A diretora Anahí Berneri destaca que Sentença é uma série de mulheres fortes e corajosas. E sua colega de comando, Marina Meliande, disse que, nos bastidores, ouvia com frequência de membros da equipe que diziam que nunca tinham trabalhado com tantas mulheres em posições de comando, o que foi importante, desde a dinâmica no set até o resultado final. Ambas acreditam que o olhar feminino fez a diferença na hora do recorte final do programa.

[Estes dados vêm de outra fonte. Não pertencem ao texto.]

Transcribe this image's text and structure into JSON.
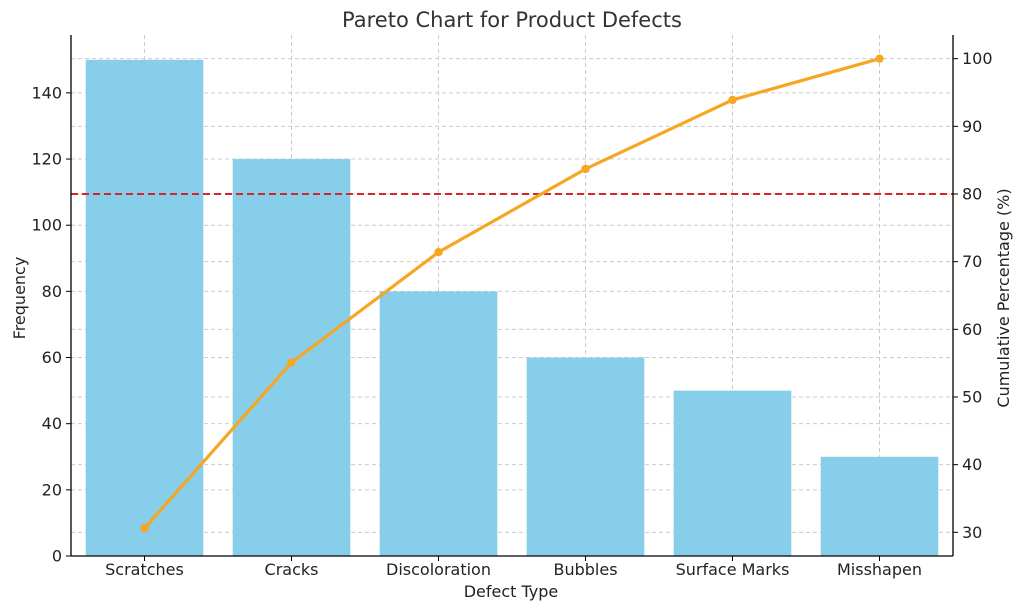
{
  "chart_data": {
    "type": "bar",
    "title": "Pareto Chart for Product Defects",
    "xlabel": "Defect Type",
    "ylabel": "Frequency",
    "y2label": "Cumulative Percentage (%)",
    "categories": [
      "Scratches",
      "Cracks",
      "Discoloration",
      "Bubbles",
      "Surface Marks",
      "Misshapen"
    ],
    "series": [
      {
        "type": "bar",
        "axis": "left",
        "values": [
          150,
          120,
          80,
          60,
          50,
          30
        ]
      },
      {
        "type": "line",
        "axis": "right",
        "values": [
          30.6,
          55.1,
          71.4,
          83.7,
          93.9,
          100.0
        ]
      }
    ],
    "threshold": {
      "axis": "right",
      "value": 80
    },
    "ylim": [
      0,
      157.5
    ],
    "y2lim": [
      26.5,
      103.5
    ],
    "yticks": [
      0,
      20,
      40,
      60,
      80,
      100,
      120,
      140
    ],
    "y2ticks": [
      30,
      40,
      50,
      60,
      70,
      80,
      90,
      100
    ],
    "grid": true,
    "colors": {
      "bar": "#87ceeb",
      "line": "#f5a623",
      "threshold": "#d62728"
    }
  }
}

Camila Morgado, por sua vez, destaca que esse espaço conquistado pelas mulheres é necessário para que haja mais representatividade, principalmente em uma história que aborda um mundo sempre muito ligado ao masculino, que é o do sistema carcerário:
— A gente tem que diminuir, sim, o machismo, que é um problema estrutural da nossa sociedade. É com espaço que a gente consegue melhorar a sociedade, porque a gente pode falar, pode se escutar, pode trazer os nossos problemas para reflexão, pode denunciar essa sociedade que é voltada tanto para o homem, para o machismo e que gera tantos problemas que a gente sabe, porque a gente vive isso diariamente.